De lobos y dioses es una historia que se desliza por la delgada línea entre lo mítico y lo salvajemente humano, como una criatura de fábula que no sabe si es bestia o leyenda. Marina Tena Tena construye un mundo oscuro y seductor, donde los dioses no son benevolentes y los lobos no son simples bestias del bosque, sino metáforas vivas del instinto, la furia, y la libertad.
Desde las primeras páginas, la narrativa te atrapa como un aullido en mitad de la noche. Hay una crudeza hermosa en su prosa, una manera de hablar de la violencia, la fe y la identidad que no busca complacer, sino sacudir. La autora no teme meterse en terrenos espinosos: los personajes cargan con pasados pesados, con decisiones que duelen y con una espiritualidad que se mezcla con la carne y la sangre.
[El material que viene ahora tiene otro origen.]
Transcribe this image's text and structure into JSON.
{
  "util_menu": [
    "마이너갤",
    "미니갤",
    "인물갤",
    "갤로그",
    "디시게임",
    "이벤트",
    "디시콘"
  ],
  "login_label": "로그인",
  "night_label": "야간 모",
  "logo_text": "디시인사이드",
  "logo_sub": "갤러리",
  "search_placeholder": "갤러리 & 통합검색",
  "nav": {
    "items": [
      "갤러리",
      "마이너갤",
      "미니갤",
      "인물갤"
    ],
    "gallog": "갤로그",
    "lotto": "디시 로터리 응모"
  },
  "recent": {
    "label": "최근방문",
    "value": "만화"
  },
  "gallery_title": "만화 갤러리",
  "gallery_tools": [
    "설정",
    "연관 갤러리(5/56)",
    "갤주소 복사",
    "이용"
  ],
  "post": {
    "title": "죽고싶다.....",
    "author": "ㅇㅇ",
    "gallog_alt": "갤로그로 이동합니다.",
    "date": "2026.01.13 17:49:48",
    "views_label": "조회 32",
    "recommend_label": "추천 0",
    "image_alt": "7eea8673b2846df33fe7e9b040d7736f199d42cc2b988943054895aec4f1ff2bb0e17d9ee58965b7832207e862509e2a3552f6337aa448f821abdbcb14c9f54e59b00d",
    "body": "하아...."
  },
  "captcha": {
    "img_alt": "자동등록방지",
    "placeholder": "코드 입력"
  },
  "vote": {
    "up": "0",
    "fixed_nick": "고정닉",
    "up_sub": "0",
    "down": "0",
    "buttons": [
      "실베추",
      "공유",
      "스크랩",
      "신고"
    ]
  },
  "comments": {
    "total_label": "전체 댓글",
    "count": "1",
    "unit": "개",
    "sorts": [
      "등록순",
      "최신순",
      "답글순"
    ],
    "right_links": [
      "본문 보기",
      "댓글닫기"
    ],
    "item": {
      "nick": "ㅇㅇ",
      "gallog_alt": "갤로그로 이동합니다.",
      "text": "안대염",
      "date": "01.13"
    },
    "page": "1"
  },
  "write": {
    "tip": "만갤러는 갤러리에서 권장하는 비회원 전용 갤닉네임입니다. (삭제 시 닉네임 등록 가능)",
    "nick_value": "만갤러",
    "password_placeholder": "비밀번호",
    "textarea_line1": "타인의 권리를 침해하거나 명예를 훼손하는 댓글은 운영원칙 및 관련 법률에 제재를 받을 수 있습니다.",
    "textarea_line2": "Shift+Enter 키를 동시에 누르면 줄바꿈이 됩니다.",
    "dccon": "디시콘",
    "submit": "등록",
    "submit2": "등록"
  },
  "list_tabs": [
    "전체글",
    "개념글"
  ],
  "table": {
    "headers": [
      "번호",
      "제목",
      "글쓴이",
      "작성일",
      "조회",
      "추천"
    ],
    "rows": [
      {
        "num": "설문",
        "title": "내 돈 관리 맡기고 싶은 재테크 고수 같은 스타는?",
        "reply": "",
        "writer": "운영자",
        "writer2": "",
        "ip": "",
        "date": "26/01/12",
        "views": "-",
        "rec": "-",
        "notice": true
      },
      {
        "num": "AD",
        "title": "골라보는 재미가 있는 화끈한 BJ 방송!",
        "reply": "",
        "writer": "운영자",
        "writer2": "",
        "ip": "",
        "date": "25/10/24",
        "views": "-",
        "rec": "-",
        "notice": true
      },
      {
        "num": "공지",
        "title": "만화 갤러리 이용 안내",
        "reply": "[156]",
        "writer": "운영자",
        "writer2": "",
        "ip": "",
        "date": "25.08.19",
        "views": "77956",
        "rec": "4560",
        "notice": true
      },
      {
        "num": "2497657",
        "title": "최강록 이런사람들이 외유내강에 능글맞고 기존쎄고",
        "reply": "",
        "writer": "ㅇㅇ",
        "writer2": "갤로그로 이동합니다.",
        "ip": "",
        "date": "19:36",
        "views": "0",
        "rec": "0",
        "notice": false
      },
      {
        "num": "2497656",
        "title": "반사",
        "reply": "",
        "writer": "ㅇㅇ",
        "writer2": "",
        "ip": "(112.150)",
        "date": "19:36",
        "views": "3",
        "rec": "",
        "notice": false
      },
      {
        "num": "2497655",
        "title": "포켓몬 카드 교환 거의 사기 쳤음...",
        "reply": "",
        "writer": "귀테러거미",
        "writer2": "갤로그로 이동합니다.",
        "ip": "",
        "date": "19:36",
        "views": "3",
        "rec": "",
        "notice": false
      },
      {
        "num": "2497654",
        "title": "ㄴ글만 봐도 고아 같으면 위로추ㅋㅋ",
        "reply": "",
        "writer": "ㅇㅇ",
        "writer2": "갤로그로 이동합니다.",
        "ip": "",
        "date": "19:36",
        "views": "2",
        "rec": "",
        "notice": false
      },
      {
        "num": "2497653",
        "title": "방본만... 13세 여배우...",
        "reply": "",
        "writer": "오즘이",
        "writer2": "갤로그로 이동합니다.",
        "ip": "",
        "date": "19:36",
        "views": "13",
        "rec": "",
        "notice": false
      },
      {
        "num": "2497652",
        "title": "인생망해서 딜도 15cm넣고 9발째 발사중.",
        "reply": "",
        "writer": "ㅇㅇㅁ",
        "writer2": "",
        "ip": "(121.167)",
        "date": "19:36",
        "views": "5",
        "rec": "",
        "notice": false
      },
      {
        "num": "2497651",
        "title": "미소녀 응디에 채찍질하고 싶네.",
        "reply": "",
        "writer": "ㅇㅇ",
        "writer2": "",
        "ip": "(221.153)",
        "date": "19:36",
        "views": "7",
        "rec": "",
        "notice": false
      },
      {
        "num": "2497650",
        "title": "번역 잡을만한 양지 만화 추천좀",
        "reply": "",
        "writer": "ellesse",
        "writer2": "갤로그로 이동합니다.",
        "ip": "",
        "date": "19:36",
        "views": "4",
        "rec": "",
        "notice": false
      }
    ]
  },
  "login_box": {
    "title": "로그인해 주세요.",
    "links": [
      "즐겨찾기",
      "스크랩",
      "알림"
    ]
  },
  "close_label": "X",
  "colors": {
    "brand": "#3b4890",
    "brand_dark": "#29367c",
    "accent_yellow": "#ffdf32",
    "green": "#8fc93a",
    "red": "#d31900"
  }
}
Los protagonistas no son héroes tradicionales. Son fieras rotas, sobrevivientes de un mundo donde la divinidad puede ser tan cruel como la guerra. Cada uno de ellos arrastra una historia que pesa, y es en esos silencios, en lo no dicho, donde el libro gana profundidad. La autora no da respuestas fáciles, sino que invita a morder el texto, a desgarrarlo y encontrar su esencia.
De lobos y dioses no es una lectura ligera. Es un viaje salvaje y místico, lleno de sombras, que cuestiona qué es ser humano en un mundo donde lo divino y lo animal conviven. Marina Tena Tena entrega una obra potente, desafiante y tremendamente poética, que no se olvida fácilmente. Ideal para quienes disfrutan de las historias que huelen a tierra húmeda, a sangre, a ritual… y a libertad.